Kris Beevers, CEO of NS1, wants to make sure organizations stay connected. The company’s Domain Name System (DNS) management technologies give customers such as Dropbox, LinkedIn and Yelp control over their web technology so they can keep up with the internet’s ever-evolving traffic flow and applications development.
“We are a critical path service for our customers, meaning if we go down, all of our customers go down, or at least have a very bad day,” Beevers said.
DNS is the internet’s foundational system that translates domain names – the .com, .gov, .edu URLs users type into browsers – to underlying service information, such as the IP addresses the browser goes to, to interact with applications.
Founded in the early 1980s, DNS hasn’t changed much, but the internet has. NS1 helps it catch up, and that makes the company stand out. “Being an independent provider of these services that direct traffic across your different cloud environments or across your different infrastructure is hooked into that trend as well and has helped establish our leadership,” Beevers said.
He started NS1 with two co-founders five years ago. Since then, he’s watched competitors such as Dyn get bought by bigger tech firms such as Oracle or private equity buyers, leaving NS1 a big fish in a small pond of independent DNS management companies. And that’s a good thing: NS1 has raised about $50 million in venture capital. “I spend a lot of my time thinking about which companies we should go buy as opposed to which companies might want to buy us,” he said.
NS1 has about 100 employees at six locations worldwide, but it’s always looking for more. “It’s a deep technology area and there’s not that many people in the world that really understand it at depth,” Beevers said. So, the company is creating its own talent pool. Last week it launched an online certification around to DNS to help people understand DNS.

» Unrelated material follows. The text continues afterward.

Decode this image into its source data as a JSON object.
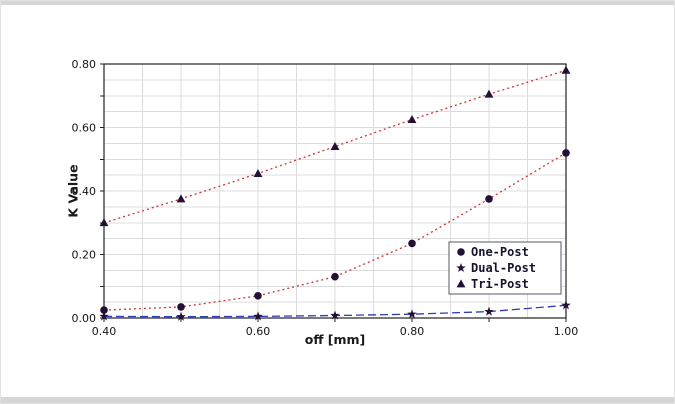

Besides a solid technical background, Beevers looks for workers who fit culturally at the company. “We want people who really look for leadership opportunities within our company, without our company in the broader community, and take charge.”
This is the second internet infrastructure company Kris has helped lead. Previously, he was at Voxel where he built content delivery networks, cloud, bare metal and other infrastructure products before selling the company to Internap in 2011.
Being a CEO has taught him to have faith in others. “When you start a business and you’re the founder, you are all things. You are the salesperson and the marketing person and the engineer and the product marketer and everything in between,” Beevers said. “What happens, if you are succeeding, over time is you bring people into the business who are better than you at all of those things. One of the key lessons I’ve had to learn as CEO over the years is to let go of stuff.”
Fast Five with Kris Beevers
When did you want to be a CEO?
I was smaller than I can remember. There’s two things I always wanted to do: I always wanted to get a Ph.D. and I always wanted to start businesses. I did the first one and now I’m doing the second one.
What is your favorite question to ask on a job interview?
What gets you out of bed in the morning? What are they really excited about?
What is the single most important trait for a leader?
Clarity of purpose and vision.
What’s the key to finding new revenue sources?
Engage your customers.
On a scale of 1 to 10 (1 being the lowest and 10 being the highest), how much of a priority do you put on the following things at your company: people, process and technology?
People is a 10. None of the rest matters if your people aren’t working effectively together, communicating effectively together. Technology is the next one, in the 7 or 8 range. Process is a 5 or 6. It’s a necessary evil.